Ногти скребут по мягким стенам, не оставляя следов – вчера мне их остригли практически до самого мяса. Сразу после того, как напичкали успокоительным. Слышала, как эти сволочи насмехались надо мной – над полуживой девушкой, которую лишили возможности двигаться, но не лишили способности слушать, смотреть… Смотреть на скалящиеся в бесчеловечных улыбках лица. Слушать, какая я жалкая, никчёмная…
Лязг засова раздаётся снаружи. Вздрагиваю.
Гремит связка ключей, слышатся голоса.
Вжимаюсь в угол, обнимаю колени руками и задерживаю дыхание до тех пор, пока дверь со скрипом не открывается и на пороге не появляется санитарка в голубой форме.
Голубой… Этот цвет я тоже ненавижу.
– Ханна? – фальшиво улыбается женщина-санитар, будто умиляясь забавному личику трёхлетнего ребёнка. – Ханна, милая, к тебе пришли.
А вчера эта сука называла меня жалким отбросом общества.
– Ханна? – повторяет, подходя ближе. – Ты меня слышишь, милая?
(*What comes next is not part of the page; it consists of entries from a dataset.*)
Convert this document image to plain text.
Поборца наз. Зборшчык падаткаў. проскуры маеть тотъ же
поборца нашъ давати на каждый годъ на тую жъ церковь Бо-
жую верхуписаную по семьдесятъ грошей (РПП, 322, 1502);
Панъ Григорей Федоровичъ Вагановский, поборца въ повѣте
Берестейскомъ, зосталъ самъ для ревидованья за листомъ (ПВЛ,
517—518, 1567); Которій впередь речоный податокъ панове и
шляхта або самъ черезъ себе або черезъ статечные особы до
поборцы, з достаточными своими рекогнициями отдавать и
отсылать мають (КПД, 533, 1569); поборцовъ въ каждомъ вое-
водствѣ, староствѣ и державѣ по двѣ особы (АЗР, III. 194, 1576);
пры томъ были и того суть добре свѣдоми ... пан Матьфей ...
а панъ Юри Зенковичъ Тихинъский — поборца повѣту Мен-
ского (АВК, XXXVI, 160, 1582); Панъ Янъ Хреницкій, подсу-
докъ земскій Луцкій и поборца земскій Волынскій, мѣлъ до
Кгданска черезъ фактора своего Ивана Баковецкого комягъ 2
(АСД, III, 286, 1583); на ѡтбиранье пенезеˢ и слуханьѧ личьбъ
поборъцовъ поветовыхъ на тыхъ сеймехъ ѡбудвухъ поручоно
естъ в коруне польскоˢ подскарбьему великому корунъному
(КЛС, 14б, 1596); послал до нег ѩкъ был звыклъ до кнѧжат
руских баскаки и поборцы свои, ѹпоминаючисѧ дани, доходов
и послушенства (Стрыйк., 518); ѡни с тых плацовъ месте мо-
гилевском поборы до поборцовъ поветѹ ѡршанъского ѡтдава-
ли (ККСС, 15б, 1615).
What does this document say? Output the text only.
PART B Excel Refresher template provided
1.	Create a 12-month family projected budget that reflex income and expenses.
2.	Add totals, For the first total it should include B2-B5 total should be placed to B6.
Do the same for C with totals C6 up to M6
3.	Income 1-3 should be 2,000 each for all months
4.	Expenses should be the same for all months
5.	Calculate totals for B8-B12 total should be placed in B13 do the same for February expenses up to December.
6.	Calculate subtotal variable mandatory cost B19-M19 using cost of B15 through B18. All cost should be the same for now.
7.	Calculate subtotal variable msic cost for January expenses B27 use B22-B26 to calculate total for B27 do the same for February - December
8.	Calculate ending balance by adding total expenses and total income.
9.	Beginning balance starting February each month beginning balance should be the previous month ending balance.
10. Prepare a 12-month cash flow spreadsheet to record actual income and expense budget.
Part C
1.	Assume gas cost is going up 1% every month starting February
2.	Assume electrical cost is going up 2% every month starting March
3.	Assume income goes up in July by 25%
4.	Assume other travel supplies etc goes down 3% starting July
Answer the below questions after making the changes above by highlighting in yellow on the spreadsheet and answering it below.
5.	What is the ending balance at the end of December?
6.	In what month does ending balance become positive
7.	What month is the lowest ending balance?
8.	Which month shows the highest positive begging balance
Склоняется ко мне, выставляя напоказ огромные отбеленные зубы. Поднимаю голову, растягиваю пересушенные губы в ответной улыбке и плюю в лицо этой стерве.
«О, да… я же вижу, как тебя перекосило! Давай! Чего молчишь? Скажи, какая я дрянь! Отвесь мне пощёчину! Ударь по рёбрам! Давай! Чего ждёшь?! Тебе же это нравится!»
– ХАННА! – громкий, басистый голос раздаётся у двери, и мне становится ясна причина такому удивительно покладистому поведению санитарки. Само чудовище явилось ко мне в гости! А чудовищ боятся все… даже коровы с лошадиными зубами.
– Всё хорошо, мистер Прайс. Ханна видимо сегодня не в лучшем расположении духа.
– Точно. Вчера надо было приходить, – мрачно усмехаюсь. – Вчера я вся светилась от счастья.
Тяжёлые ботинки мягко ступают по полу; санитарка отодвигается в сторону, уступая чудовищу дорогу, и мне в лицо устремляется властный, свирепый взгляд холодных голубых глаз.
Хлопок. Щеку обжигает огнём. Голова разворачивается в сторону. Прижимаю ладонь к горящему пятну на лице, оставленному тяжёлой ладонью Мэтью Прайса – моего отца, и до боли сжимаю зубы, чтобы не проронить ни слова в ответ.
– Кто учил тебя манерам, девчонка?! – утробным, угрожающим рычанием.
«Ты!»
Молчу.
– Быстро извинись перед Оливией!
– Извини… те, – цежу сквозь зубы.
– Всё хорошо! – хлопая ресницами, заверяет та, а у самой скулы от злости сводит.
– Поднимайся, – отец хватает меня за локоть и рывком вздёргивает на ноги, которые тут же подкашиваются от слабости и меня ведёт в сторону. Оливия подхватывает меня, будто добрая нянечка, обнимает за талию и мягко похлопывает по плечу.